Some other things I wanted to share are related to the poetry of others.  At my Aunt and Uncle’s house, which is a lot more like mine will be than the spotless house I live in with my parents, they have a poem on the fridge by Rosie Milligan:

Dust if you must.

But wouldn’t it be better,
To paint a picture, or write a letter,
Bake a cake, or plant a seed?
Ponder the difference between want and need.

Dust if you must.
But there is not much time
With rivers to swim and mountains to climb!
Music to hear, and books to read,
Friends to cherish and life to lead.

Dust if you must.
But the world’s out there
With the sun in your eyes,
the wind in your hair,
A flutter of snow, a shower of rain.
This day will not come round again.

Dust if you must.
But bear in mind,
Old age will come and it’s not kind.
And when you go, and go you must,
You, yourself, will make more dust.

There’s a band that I saw at Bestival, that I really want to see again, called Los Campesinos.  I just wanted to share a spoken word section of their song This is how you spell ‘HAHAHA, We Destroyed the Hopes and Dreams of a Generation of Faux-Romantics.’  I find the combination of music, song and spoken word inspiring but, not only that, I find the words very poetic and yet witty and contemporary.  Have a read:

You walk in from your mother’s balcony
Panda-eyed and freezing cold
You bury yourself in my chest to warm
I notice the goosebumps on your arms, millions
And whether it’s because of the numbers of hours spent laid facedown on my bed listening to white noise, or, well, obviously it’s not, I somehow manage to translate them from braille

The trails on your skin spoke more to me than the reams and reams of half finished novels you’d leave lying all over the place
And every quotation that’d dribble from your mouth like a final, fatal livejournal entry
I know
I am wrong
I am sorry

With that, I am going to wrap up.  One last thought; if you picked up a copy of The Times today, there was an article by Francis Beckett titled ‘Take the penury out of the penmanship’ which is about my MA course in Creative Entrepreneurship.  I’m feeling quite organised and excited, though still a little scared in a Metric-Help-I’m-Alive kind of way.’

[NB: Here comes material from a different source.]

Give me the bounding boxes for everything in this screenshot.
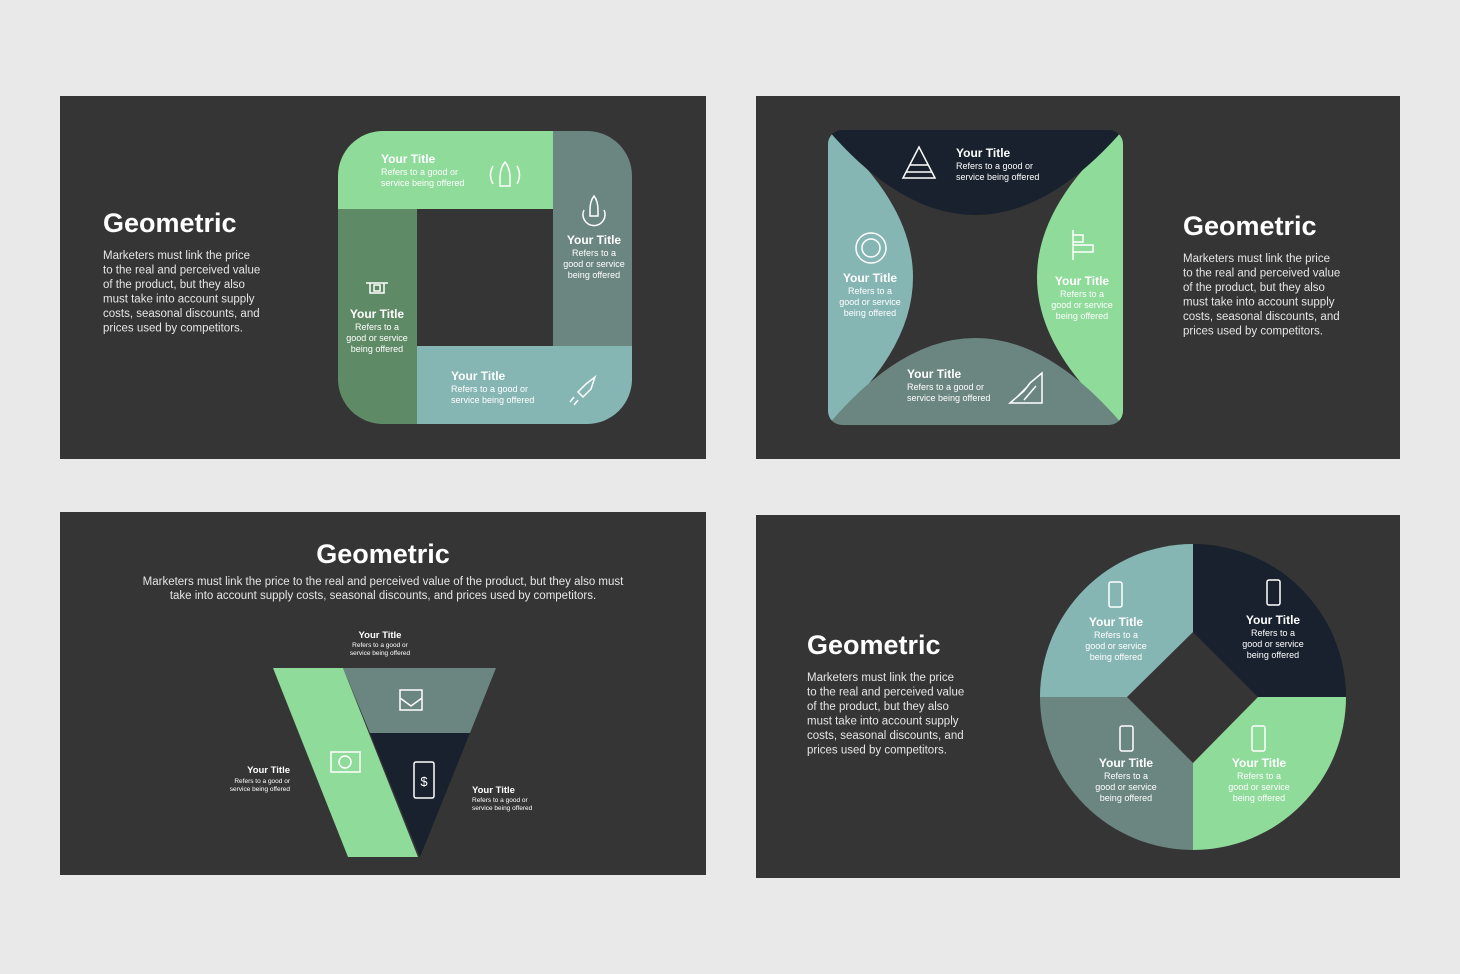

Also, I’ve found there’s a Canadian woman who is also an entrepreneurial writer who’s stolen my name!  Well, she’s called herself La Carmina, and her real name is Carmen Yuen. I think we’re different enough for it not be annoying or add confusion, but as I like the uniqueness of my name and she’s more well-known than me, it disheartens me a little.  But to end, it is important to know yourself and remember your inner core.